Biyolojik yalnızlık durumu, benim bir insan grubunda ancak dış sınırda yer alırsam, durabileceğim gerçeğini içeriyor.
Otistler bu kadarını bile yapamıyorlar. Dokunulmaktan, annelerinin dokunması dahil olarak, nefret ediyorlar.
Demek ki durumum, diğer epeyi durum gibi % 51-49 +/- % 2 aralığında.
Ek ve ara not:
Bu dokunulmaya karşı çıkma, şizofrenlerin ve otistlerin dış Dünya ile sınırlarını çizememe veya yanlış çizme durumuyla da ilintili.
Bir otist annesini beğenmiyorsa, onun dokunmasına karşı çıkabilir. Annesini beğenmeme ise, üzerinde hiç çalışılmamış bir konu. Psikolojik varsayım, bebeğin annesini bağımlılık düzeyinde beğendiği varsayımına dayalı. Annelerin biyolojik olarak yavrularını reddi veya terki hormonal bir konu. Bu konu da, hormonal olabilir.
Yalnızlık genelde hüzün vericidir ama yalnızlık acaba gerçekten melankoli yaratıyor mu?
Ben yalnızım. Hep yalnızdım. Ama 20 sevgilim ve 20 kadın dostum oldu. Hepsi de vefasız, hepsi de harala gürele yaşamlarda yanlış insanlara boğulmuş durumda. Bana melankoli veren bu:
Neden, bin yakınım içinde bir tek kişi bile beni kalıcı olarak seçmedi?
Ek ve ara not: Kalabalık içinde yalnızlık, ne kadar biyolojik yalnızlıktır acaba?
Sanırım, önce annemi, sonra babamı, en son da kardeşlerimi, yani ailemi toptan red, beni melankolik yaptı. Ki bu, yaşamımın ilk 14 yıl demek. Sonrasında ise, zaten hep onlara uzaktım, şehirlerarası kadar uzak.
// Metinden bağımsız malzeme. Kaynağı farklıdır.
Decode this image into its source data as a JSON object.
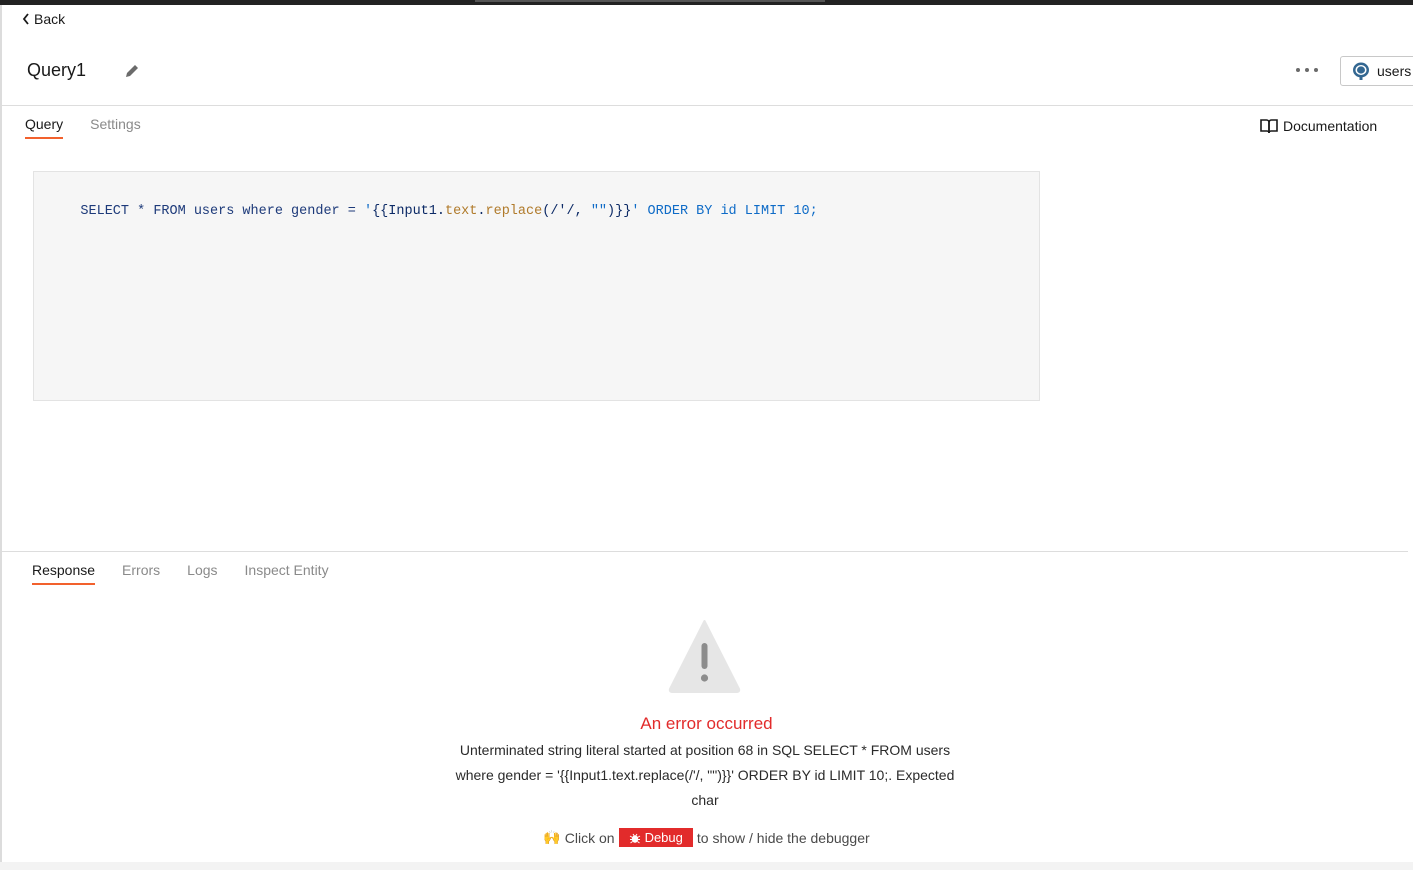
{
  "nav": {
    "back_label": "Back"
  },
  "header": {
    "title": "Query1",
    "datasource_label": "users"
  },
  "tabs": [
    "Query",
    "Settings"
  ],
  "documentation_label": "Documentation",
  "editor": {
    "tokens": [
      {
        "t": "SELECT * FROM users where gender = ",
        "c": "kw"
      },
      {
        "t": "'",
        "c": "tok-blue"
      },
      {
        "t": "{{",
        "c": "tok-dark"
      },
      {
        "t": "Input1.",
        "c": "tok-dark"
      },
      {
        "t": "text",
        "c": "tok-brown"
      },
      {
        "t": ".",
        "c": "tok-dark"
      },
      {
        "t": "replace",
        "c": "tok-brown"
      },
      {
        "t": "(/'/, ",
        "c": "tok-dark"
      },
      {
        "t": "\"\"",
        "c": "tok-blue"
      },
      {
        "t": ")}}",
        "c": "tok-dark"
      },
      {
        "t": "' ORDER BY id LIMIT 10;",
        "c": "tok-blue"
      }
    ]
  },
  "response_tabs": [
    "Response",
    "Errors",
    "Logs",
    "Inspect Entity"
  ],
  "error": {
    "title": "An error occurred",
    "message": "Unterminated string literal started at position 68 in SQL SELECT * FROM users where gender = '{{Input1.text.replace(/'/, \"\")}}' ORDER BY id LIMIT 10;. Expected char"
  },
  "hint": {
    "emoji": "🙌",
    "prefix": "Click on",
    "debug_label": "Debug",
    "suffix": "to show / hide the debugger"
  },
  "colors": {
    "accent": "#f2612d",
    "error": "#e22b2b"
  }
}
İşin tuhafı bu bir bırakma veya bir ayrılma değil. 2 durumdan birinin seçimsiz tercihi. Sonuçta, AFL’ye gitmeyecek miydim yani ailemi sevebilmek ve onların beni sevebilmesi için?
Melankoli de birden çok altküme içeriyor. Burada kastedilen, bir veya birkaç buçuk melankoli tipi.
Sanat eseri tüketmek de, üretmek de aslında anti-melankolik itki demek ama az da olsa melankolik sonuçları da var:
Sıradan insanlar, işin bokunu bu kadar çıkarmamalıydı gibi.
Onlar adına utanmak gibi bir şey bu.
Hüzün verici tabii ki. Benim gibi anti-hümanist biri insani değerleri korur ve yaşatırken, normaller insaniyetin ırzına geçti resmen.
Ek ve ara not: Bu melankoliyi iyileştirenin sanat eseri olması ama bilim eseri olmaması önemli bir durum. Nedenini bilmiyorum ve şimdilik açımlayamam.
Borgna’nın ve Serol Teber’in melankoli tanımlarına katılmıyorum. Alkolik olan Teber’in yaşadığının tersine, melankolik biri alkolik olmaz bence. Nasılını bilmiyorum ama öyle seziyorum ve bunu ilk kez notladım. Benim alkolizmim insan öldürmeyi engellemesi içindi ve bunun melankoli ile ilgisi, çünkü melankoli şiddete yakın bir duygudurum değil.
Demek ki biyolojik yalnızlığın hüznü ile melankoliyi ayrı şeyler sayacağız.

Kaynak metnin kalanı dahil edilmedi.